09 June 2005

Books and Chain Letters

Pearsall's Books has whacked me from afar with the book stick that seems to be flailing the blogosphere. So here are my answers.

1. How many books I've owned

No idea. A few thousand, I'm sure, in my five decades as a constant reader. Most of them I've read (or skimmed, or not) then passed on to family, friends, or the local Friends of the Library, where I have also bought many second-hand books.

2. The last book(s) I bought

Three second-hand books from Amazon partners: The First Casualty: The War Correspondent as Hero and Myth-Maker from the Crimea to Kosovo; Emergency Sex and Other Desperate Measures: A True Story from Hell on Earth; and Vietnam: The Necessary War: A Reinterpretation of America's Most Disastrous Military Conflict

3. The last book I read

Gulag: A History (no surprise to my regular readers)

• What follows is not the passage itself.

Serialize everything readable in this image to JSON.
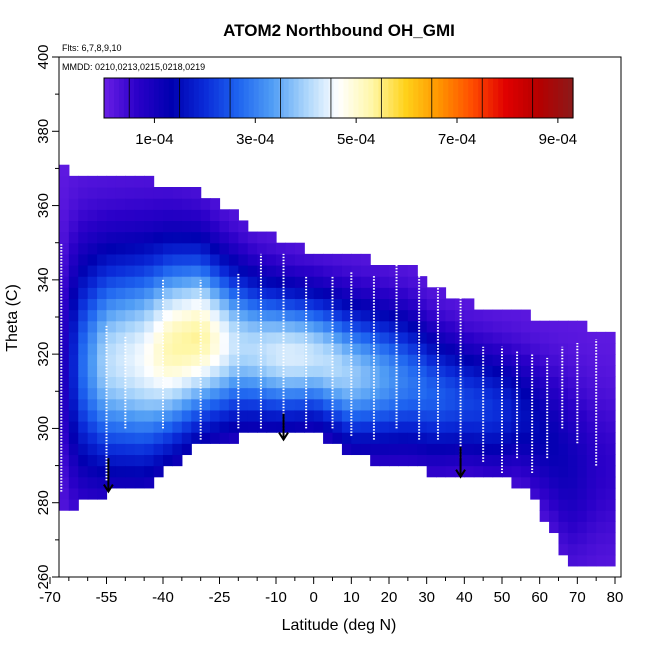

4. Five books that have meant a lot to me

Graham Greene's The Power and the Glory, reinforced by Endo Shusaku's Silence, when I was in high school and questioning my (non-Catholic) religious heritage, but not yet my political faith. Oddly enough, the themes listed in the SparkNotes study guide outline some of what captured my imagination: the dangers of excessive idealism; the disparity between representation and reality; the interrelated nature of so-called opposites; the paradox of Christian humility (and that of other do-gooders). I might add another, the need for ritual, even without belief, to keep communities of ostensible believers from fracturing apart.

Alexandr Solzhenitsyn's The First Circle, Cancer Ward, August 1914. Solzhenitsyn, more than Tolstoy or Dostoevsky or Gogol or Turgenev or Chekhov, was my Russian writer. I must have read Ivan Denisovitch in high school, but the rest I very likely read during 1969-72 while I was in the Army (a fitting venue). Solzhenitsyn took some wind out of my political sails, and a dark year in Romania during 1983-84 further becalmed my youthful leftism, leaving considerable uncertainty in its wake. Bucharest was no Damascus. I discovered no new faith; I just became less convinced about my earlier verities, leaving me with "pessimism of the intellect, optimism of the will" (Romain Rolland via Timothy Garton Ash).

Eric Hobsbawm and Terence Ranger's The Invention of Tradition, which was not so much an eye-opener as a confirmation that others were onto the question of how much of our history is contructed. In my final undergraduate year, long before I read this book, I wrote a paper for an anthropology class on American Indians in which I compared creative elements of the Meiji "Restoration" in Japan with Native American "revival" movements like the Ghost Dance and Peyote Cult. (My prof really liked it.) I'm fascinated by how things change, and used to subscribe to Natural History just to read Stephen Jay Gould's columns about the history of evolutionary thought. Ernst Mayr's One Long Argument: Charles Darwin and the Genesis of Modern Evolutionary Thought also helped stimulate my thinking about change, and so have various works by William H. McNeill. His succinct but stimulating Polyethnicity and National Unity in World History is worth tracking down, but see a depressing follow-up here.

John DeFrancis' The Chinese Language: Fact and Fantasy, plus his more broad-ranging successor, Visible Speech: The Diverse Oneness of Writing Systems. DeFrancis (plus a year in China) did a lot to counter my Japanese-influenced sense of Chinese characters as having very nearly arbitrary relations to spoken sounds. It's amazing how few of the linguistics books I read in grad school have had a lasting impact. Of course, a lot of it was reading seminal article after seminal article, each brimming with the seeds of its own obsolescence.

David Fromkin's A Peace to End All Peace: The Fall of the Ottoman Empire and the Creation of the Modern Middle East is a favorite in my most favorite subject area: history. But I've probably read more works by Barbara Tuchman than by any other historian, among which my favorite is Stilwell and the American Experience in China, 1911-1945. I have a weakness for narrative history that highlights chance combinations of contingencies and personalities. Although I think intentional human agency counts for a lot, I believe unintended outcomes count for more.

5. Next victims

Okay, having exceeded my book count, I now flail in the general direction of only three new victims: Andrés Gentry, Fabian of Macam-macam, and Sean the White Peril.